Everything is correct, check it yourself. In the comments, I reduced the sum, difference, and product of squares to the corresponding operations in parentheses. The numbers are specially selected so that the result of division is an integer, but this is not necessary - the code for real arguments will save us from such inconveniences:

: B10 ( A B -> A^2+B^2 A^2-B^2 A^2*B^2 A^2/B^2 )

    FSWAP FDUP F* \ A B -> B A^2

FSWAP FDUP F* \ B A^2 -> A^2 B^2

FOVER FOVER F+ \ A^2 B^2 -> A^2 B^2 (A^2+B^2)

FROT FROT FOVER FOVER F- \ A^2 B^2 (A^2+B^2) -> (A^2+B^2) A^2 B^2 (A^2-B^2)
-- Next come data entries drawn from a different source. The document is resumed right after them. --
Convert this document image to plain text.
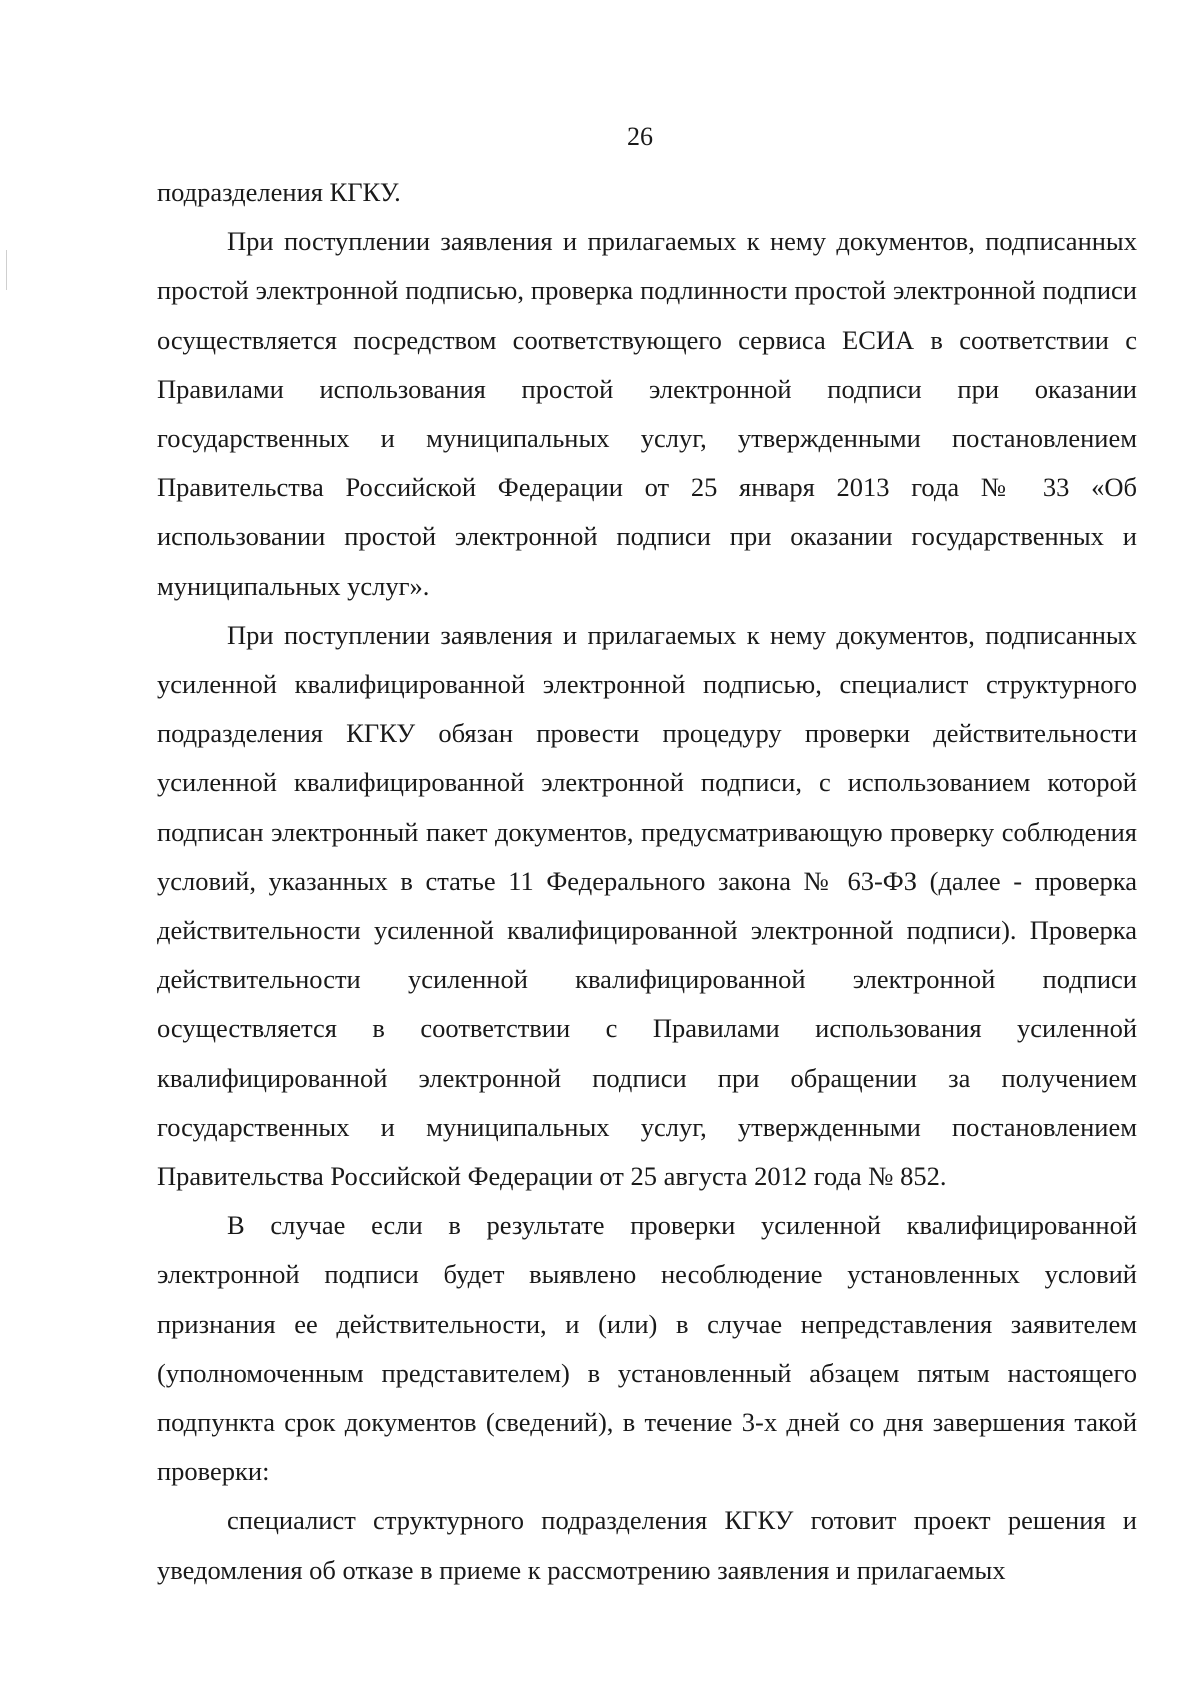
26

подразделения КГКУ.

При поступлении заявления и прилагаемых к нему документов, подписанных простой электронной подписью, проверка подлинности простой электронной подписи осуществляется посредством соответствующего сервиса ЕСИА в соответствии с Правилами использования простой электронной подписи при оказании государственных и муниципальных услуг, утвержденными постановлением Правительства Российской Федерации от 25 января 2013 года № 33 «Об использовании простой электронной подписи при оказании государственных и муниципальных услуг».

При поступлении заявления и прилагаемых к нему документов, подписанных усиленной квалифицированной электронной подписью, специалист структурного подразделения КГКУ обязан провести процедуру проверки действительности усиленной квалифицированной электронной подписи, с использованием которой подписан электронный пакет документов, предусматривающую проверку соблюдения условий, указанных в статье 11 Федерального закона № 63-ФЗ (далее - проверка действительности усиленной квалифицированной электронной подписи). Проверка действительности усиленной квалифицированной электронной подписи осуществляется в соответствии с Правилами использования усиленной квалифицированной электронной подписи при обращении за получением государственных и муниципальных услуг, утвержденными постановлением Правительства Российской Федерации от 25 августа 2012 года № 852.

В случае если в результате проверки усиленной квалифицированной электронной подписи будет выявлено несоблюдение установленных условий признания ее действительности, и (или) в случае непредставления заявителем (уполномоченным представителем) в установленный абзацем пятым настоящего подпункта срок документов (сведений), в течение 3-х дней со дня завершения такой проверки:

специалист структурного подразделения КГКУ готовит проект решения и уведомления об отказе в приеме к рассмотрению заявления и прилагаемых
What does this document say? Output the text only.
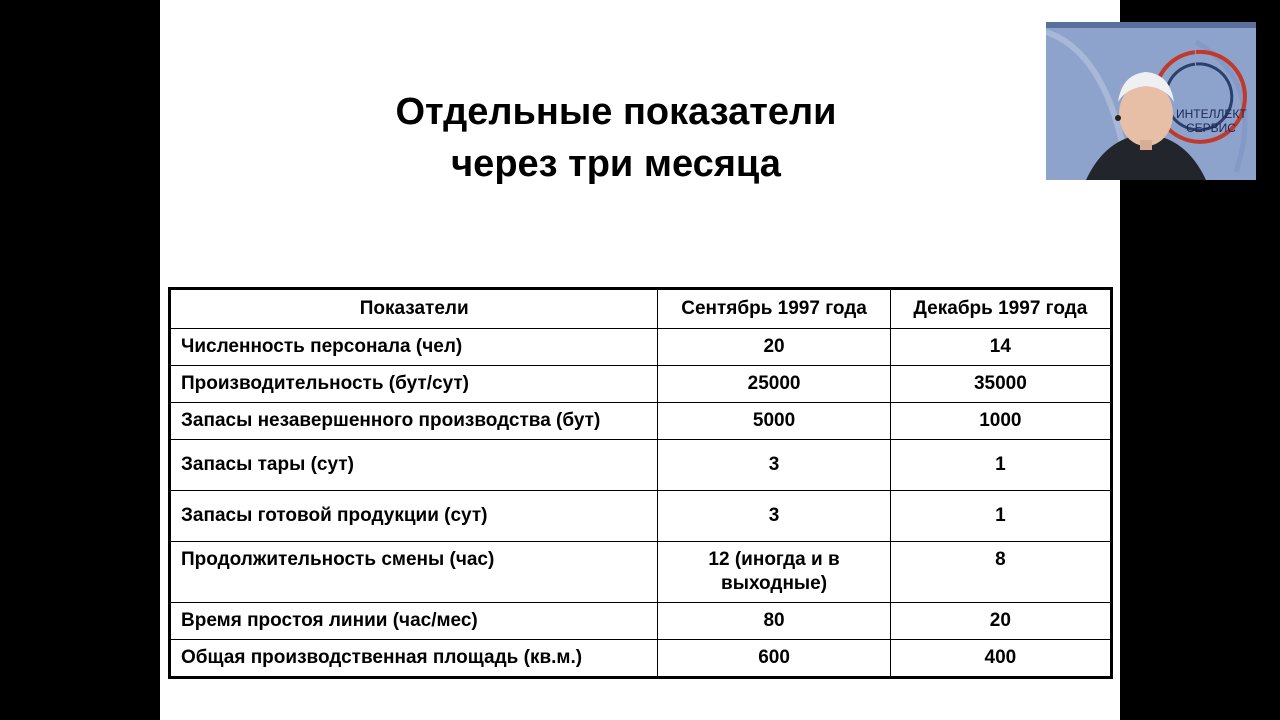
Отдельные показатели
через три месяца
Показатели	Сентябрь 1997 года	Декабрь 1997 года
Численность персонала (чел)	20	14
Производительность (бут/сут)	25000	35000
Запасы незавершенного производства (бут)	5000	1000
Запасы тары (сут)	3	1
Запасы готовой продукции (сут)	3	1
Продолжительность смены (час)	12 (иногда и в выходные)	8
Время простоя линии (час/мес)	80	20
Общая производственная площадь (кв.м.)	600	400
ИНТЕЛЛЕКТ
СЕРВИС
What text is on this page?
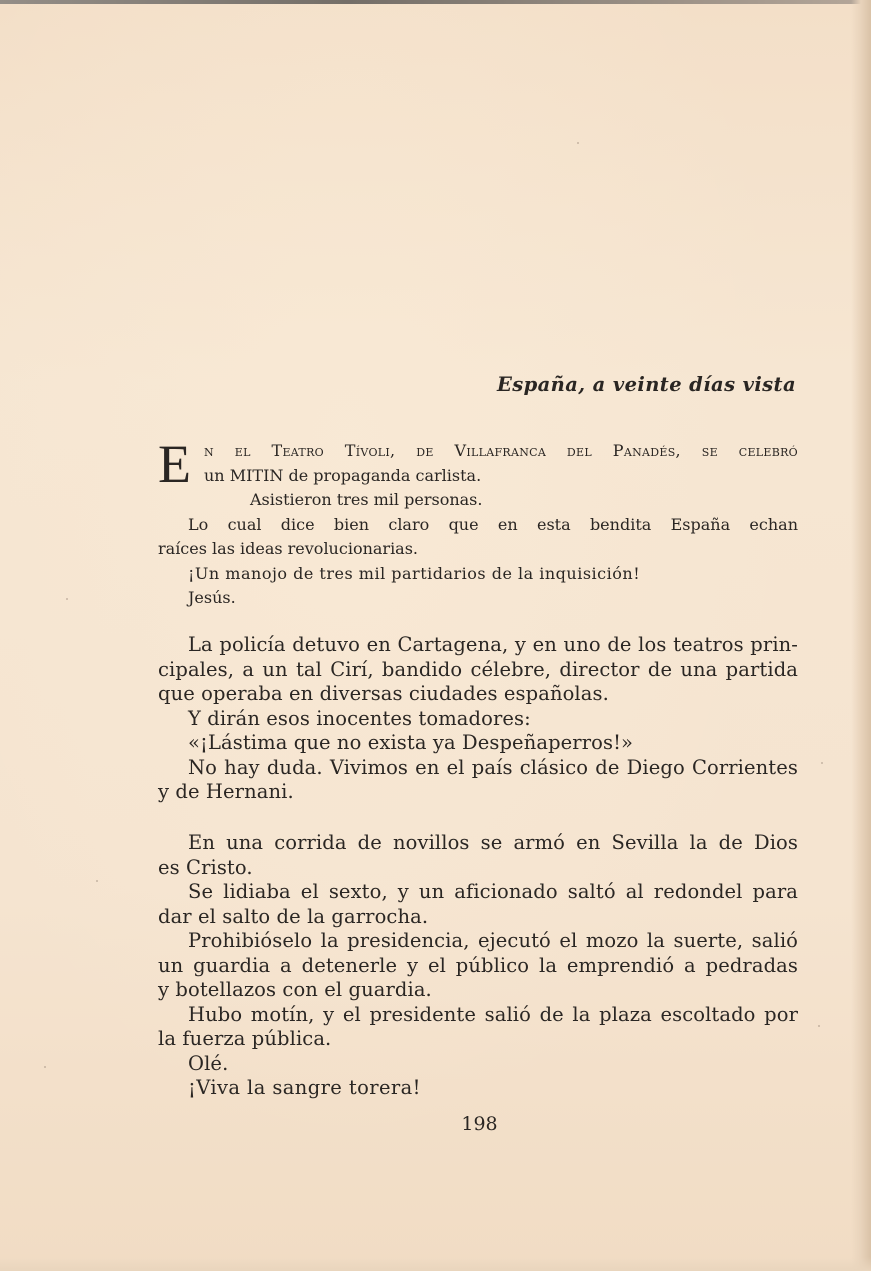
España, a veinte días vista
E n el Teatro Tívoli, de Villafranca del Panadés, se celebró
un MITIN de propaganda carlista.
Asistieron tres mil personas.
Lo cual dice bien claro que en esta bendita España echan
raíces las ideas revolucionarias.
¡Un manojo de tres mil partidarios de la inquisición!
Jesús.
La policía detuvo en Cartagena, y en uno de los teatros prin-
cipales, a un tal Cirí, bandido célebre, director de una partida
que operaba en diversas ciudades españolas.
Y dirán esos inocentes tomadores:
«¡Lástima que no exista ya Despeñaperros!»
No hay duda. Vivimos en el país clásico de Diego Corrientes
y de Hernani.
En una corrida de novillos se armó en Sevilla la de Dios
es Cristo.
Se lidiaba el sexto, y un aficionado saltó al redondel para
dar el salto de la garrocha.
Prohibióselo la presidencia, ejecutó el mozo la suerte, salió
un guardia a detenerle y el público la emprendió a pedradas
y botellazos con el guardia.
Hubo motín, y el presidente salió de la plaza escoltado por
la fuerza pública.
Olé.
¡Viva la sangre torera!
198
FROT FROT FOVER FOVER F* \ (+) A^2 B^2 (-) -> (+) (-) A^2 B^2 (A^2*B^2)

FROT FROT F/ \ (+) (-) A^2 B^2 (*) -> (+) (-) (*) (A^2/B^2)

;

Test example 10:

1E-1 2E-1 B10 F. F. F. F.

0.2500000 0.0004000 -0.0300000 0.0500000 Ok

Do not forget that the operator F. Prints the number from the top of the stack, so first the quotient will be printed, then the product, then the difference and finally the sum.

0.25 = 0.01/0.04; 0.0004 = 0.01*0.04; -0.03 = 0.01-0.04; 0.05 = 0.01+0.04.

If you need a different order for displaying results, then solve this problem yourself.